Her work was selected by former US Poet Laureate Natasha Trethewey to be included in the PBS American Portrait crowdsourced poem, Remix: For My People. Her poetry has been featured in The NY Times, World Literature Today, Verse Daily, and appears in many fine publications. Her chapbook “Serving” is available from Crisis Chronicles Press. She is a Best of the Net and Pushcart Prize nominee. She taught a monthly workshop series and has worked with incarcerated men, women, teens, and women in recovery housing.
She is the founder, curator and host of Spoken & Heard, a seasonal performance series featuring poets, writers and musicians from across the country, sponsored by Stuart's Opera House, Nelsonville, OH.
Her award winning photography has been published nationally in The Sun Magazine, World Literature Today, Light Journal, Looking at Appalachia, Storm Cellar Quarterly, Anthology of Appalachian Writers, Vine Leaves Journal and Appalachian Review.

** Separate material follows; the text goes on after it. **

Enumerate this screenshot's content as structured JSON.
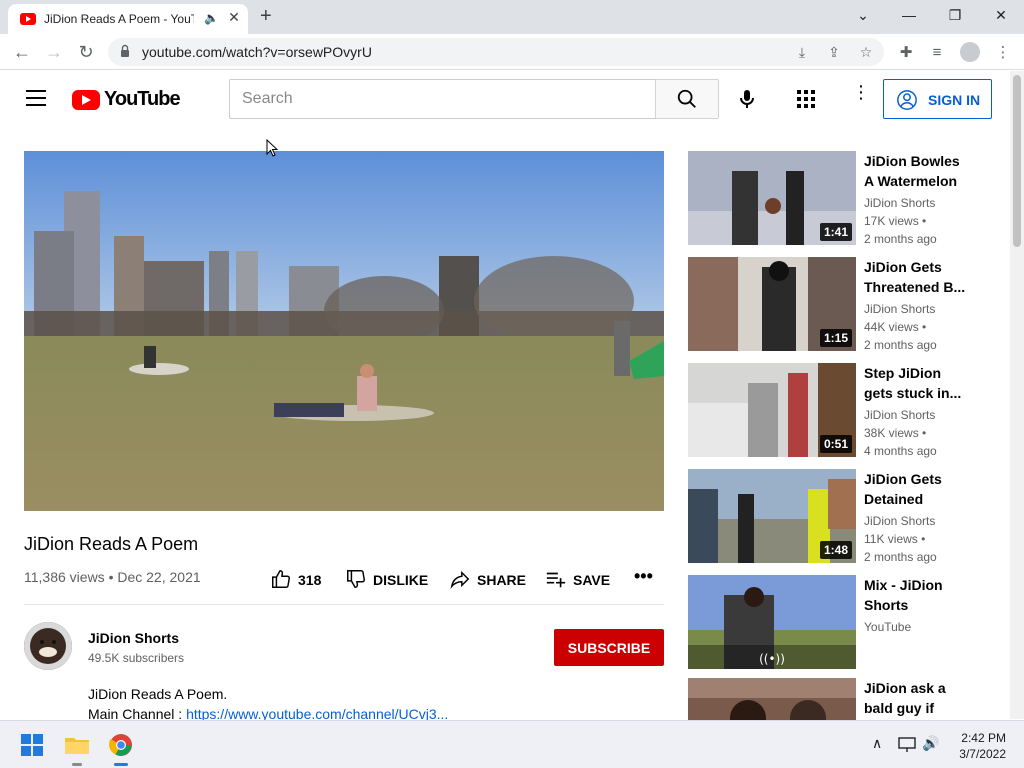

Gunter-Seymour is the founder/executive director of the “Women of Appalachia Project,” an arts organization she created to address discrimination directed at women from the Appalachian region by encouraging participation from women artists (spoken word and fine art ) of diverse backgrounds, ages and experiences to come together, embrace the stereotype, show the whole woman; beyond the superficial factors people use to judge her. (www.womenofappalachia.com).